Both Green and Jackson rejected that logic. "You don't accept that one group of people can never be your friends," Green said. "You have to make the effort and it has to be sincere."
Jackson said she was involved in minority groups as well as other activities. "I think that I wouldn't have passed up the opportunity to do both," she said.
But for all of the graduates, the BSA was a place to discuss Black life on campus. And several alumni, particularly those from the earlier years, emphasized that the BSA also provided them with a sense of community.
Dawson was struck by the closeness of the minority community in his Harvard years. "When I got here as a freshman in 1977, the things that stuck out most for me were the cohesiveness of the minority community at that time," he said. "It was a very supportive environment."

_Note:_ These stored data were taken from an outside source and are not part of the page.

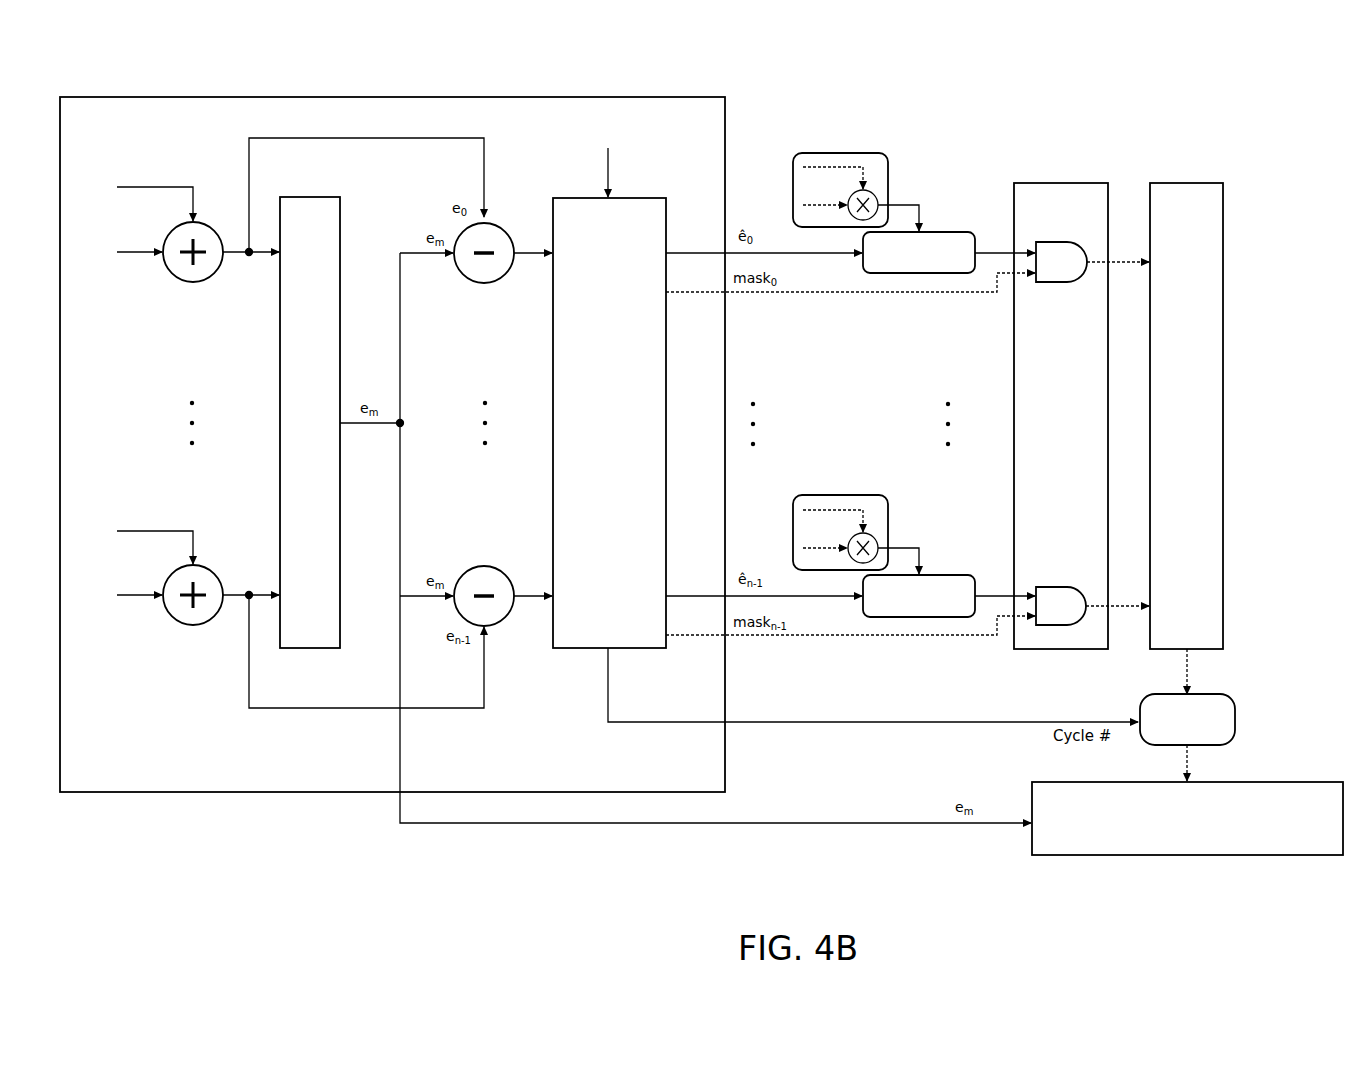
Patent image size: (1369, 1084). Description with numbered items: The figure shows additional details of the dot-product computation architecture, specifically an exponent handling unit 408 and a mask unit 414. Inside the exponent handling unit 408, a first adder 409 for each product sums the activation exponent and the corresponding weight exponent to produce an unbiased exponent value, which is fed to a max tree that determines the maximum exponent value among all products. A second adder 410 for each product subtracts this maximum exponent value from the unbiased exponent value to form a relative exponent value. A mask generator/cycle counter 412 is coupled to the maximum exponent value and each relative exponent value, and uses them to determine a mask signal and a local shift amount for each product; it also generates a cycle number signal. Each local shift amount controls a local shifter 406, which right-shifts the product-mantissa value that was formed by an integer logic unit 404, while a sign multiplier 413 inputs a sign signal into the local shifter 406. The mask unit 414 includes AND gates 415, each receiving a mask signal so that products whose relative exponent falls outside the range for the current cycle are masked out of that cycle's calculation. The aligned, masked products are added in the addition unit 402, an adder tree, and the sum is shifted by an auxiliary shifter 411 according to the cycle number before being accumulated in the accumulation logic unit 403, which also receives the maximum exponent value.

The addition unit 402 is at (1224, 550).
The accumulation logic unit 403 is at (1230, 858).
The integer logic unit 404 is at (310, 650).
The local shifter 406 is at (950, 231).
The exponent handling unit 408 is at (249, 96).
The first adder 409 is at (197, 283).
The second adder 410 is at (500, 283).
The auxiliary shifter 411 is at (1237, 718).
The mask generator/cycle counter 412 is at (650, 650).
The sign multiplier 413 is at (848, 153).
The mask unit 414 is at (1065, 652).
The AND gate 415 is at (1062, 242).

And "As I moved on," Dawson said, "I began to fill the role that others had filled for me."
But there is less unity among Black students today, Clark said. "When I was a [freshperson in 1977], there seemed to be a greater sense of unity among the Black students," he says. Stressing that he is "not an isolationist," he noted, however, that the campus is more fragmented now. "The Black students don't seem to be connected," he said.
Dawson and other alumni attributed the change in part to the fact that more of today's minority students come from suburban and middle- or upper-middle-class families.